Gereja yang Kudus

Kekudusan Gereja dibicarakan panjang lebar oleh Konsili Vatikan II dalam bab V konstitusi Lumen Gentium. Bab yang berjudul “Panggilan umum untuk kesucian dalam Gereja” mulai dengan “Kita mengimani bahwa Gereja tidak dapat kehilangan kesuciannya. Sebab Kristus, Putra Allah, yang bersama dengan Bapa dan Roh dipuji bahwa ‘hanya Dialah kudus’, mengasihi Gereja sebagai mempelai-Nya” (LG 39). Gereja itu kudus, karena Kristus membuatnya kudus.

Kekudusan itu juga “terungkapkan dengan aneka cara pada masing-masing orang”. Kekudusan Gereja bukanlah suatu sifat yang seragam, yang sama bentuknya untuk semua, melainkan semua mengambil bagian dalam satu kesucian Gereja, yang berasal dari Kristus, yang mengikutsertakan Gereja dalam gerakan-Nya kepada Bapa oleh Roh Kudus.

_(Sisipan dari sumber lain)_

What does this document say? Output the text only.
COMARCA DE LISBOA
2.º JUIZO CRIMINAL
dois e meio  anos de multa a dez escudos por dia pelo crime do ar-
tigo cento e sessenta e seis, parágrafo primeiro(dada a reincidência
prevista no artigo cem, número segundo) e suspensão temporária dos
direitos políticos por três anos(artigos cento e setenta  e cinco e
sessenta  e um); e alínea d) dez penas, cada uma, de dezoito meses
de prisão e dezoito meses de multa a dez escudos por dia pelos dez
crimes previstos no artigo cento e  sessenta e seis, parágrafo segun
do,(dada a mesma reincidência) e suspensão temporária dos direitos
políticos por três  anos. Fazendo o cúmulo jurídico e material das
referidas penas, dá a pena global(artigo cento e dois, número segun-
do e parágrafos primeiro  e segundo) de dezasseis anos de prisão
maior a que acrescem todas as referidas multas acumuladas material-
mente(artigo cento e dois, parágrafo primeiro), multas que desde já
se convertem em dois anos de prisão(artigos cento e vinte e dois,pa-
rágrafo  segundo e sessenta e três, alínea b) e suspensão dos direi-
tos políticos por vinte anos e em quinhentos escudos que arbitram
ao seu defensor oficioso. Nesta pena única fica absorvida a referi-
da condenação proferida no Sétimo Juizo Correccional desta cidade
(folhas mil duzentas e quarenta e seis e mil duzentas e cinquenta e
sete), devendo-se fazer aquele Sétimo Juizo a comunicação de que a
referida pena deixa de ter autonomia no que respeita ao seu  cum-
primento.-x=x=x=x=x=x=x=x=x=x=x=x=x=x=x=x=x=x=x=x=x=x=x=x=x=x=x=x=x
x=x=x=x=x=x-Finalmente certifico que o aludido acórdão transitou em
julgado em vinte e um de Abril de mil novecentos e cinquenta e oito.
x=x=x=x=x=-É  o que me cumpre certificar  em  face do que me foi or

Pada taraf misteri ilahi Gereja sudah suci: “Di dunia ini Gereja sudah ditandai oleh kesucian yang sesungguhnya, meskipun tidak sempurna” (LG 48). Ketidaksempurnaan ini menyangkut pelaksanaan insani, sama seperti kesatuannya.

Dalam hal kesucian pun yang pokok bukanlah bentuk pelaksanaannya, melainkan sikap dasarnya. “Suci” sebetulnya berarti “yang dikhususkan bagi Tuhan“. Jadi, pertama-tama “suci” menyangkut seluruh bidang sakral atau keagamaan. Yang suci bukan hanya tempat, waktu, barang yang dikhususkan bagi Tuhan, atau orang. Malahan sebenarnya harus dikatakan bahwa “yang Kudus” adalah Tuhan sendiri (lih. mis. 2Raj 19:22; Yes 1:4; 5:19.24; 10:17.20; 12:6; Yeh 38:23; dst.). Semua yang lain, barang maupun orang, disebut “kudus”‘ karena termasuk lingkup kehidupan Tuhan (lih. mis. Kel 19:23; 2Taw 3:8; Yeh 44:19).

“Kudus” bukan pertama-tama kategori moral yang menyangkut kelakuan manusia, melainkan kategori teologal (ilahi), yang menentukan hubungan dengan Allah. Ini tidak berarti bahwa kelakuan moral tidak penting. Apa yang dikhususkan bagi Tuhan, harus “sempurna” (kata Ibrani tamim sebetulnya berarti “utuh”; lih. Kel 12:5; Im 1:3; 3:5; juga Rm 6:19.22; 12:1; dst.), dan kesempurnaan manusia tentu terdapat dalam taraf moral kehidupannya. Maka tidak mengherankan Tuhan bersabda, “Hendaklah kamu kudus, sebab kuduslah Aku, Yahwe, Allahmu” (Im 19:2; lih. 11:44.45; 20:7.26; 21:8). Yesus juga berkata, “Hendaklah kamu sempurna sebagaimana Bapamu di surga sempurna adanya” (Mat 5:48). Ini tentu merupakan tuntutan yang mengatasi kemampuan manusia.

Perjanjian Baru melihat proses pengudusan manusia sebagai “pengudusan oleh Roh” (1Ptr 1:2; lih. 2Tes 2:13), “dikuduskan karena terpanggil” (Rm 1:7). Secara simbolis dikatakan: “kamu telah memperoleh urapan dari Yang kudus” (1Yoh 2:20), yakni dari Roh Allah sendiri (bdk. Kis 10:38). Dari pihak manusia kesucian hanya berarti tanggapan atas karya Allah itu, terutama dengan sikap iman dan pengharapan (lih. 1Tim 2:15). Sikap itu dinyatakan dalam segala perbuatan dan kegiatan kehidupan yang serba biasa. Kesucian bukan soal bentuk kehidupan, melainkan sikap yang dinyatakan dalam hidup sehari-hari.

Oleh karena itu, Lumen Gentium menarik kesimpulan bahwa “Gereja itu suci, dan sekaligus harus selalu dibersihkan, serta terus-menerus menjalankan pertobatan dan pembaruan” (LG 8). Justru karena kedosaannya itu Gereja tidak terbedakan dari semua orang lain, kendatipun “dikuduskan bagi Tuhan”: “Persekutuan Gereja mengalami diri sungguh erat berhubungan dengan umat manusia serta sejarahnya” (GS 1). Kesucian Gereja adalah kesucian perjuangan, terus-menerus.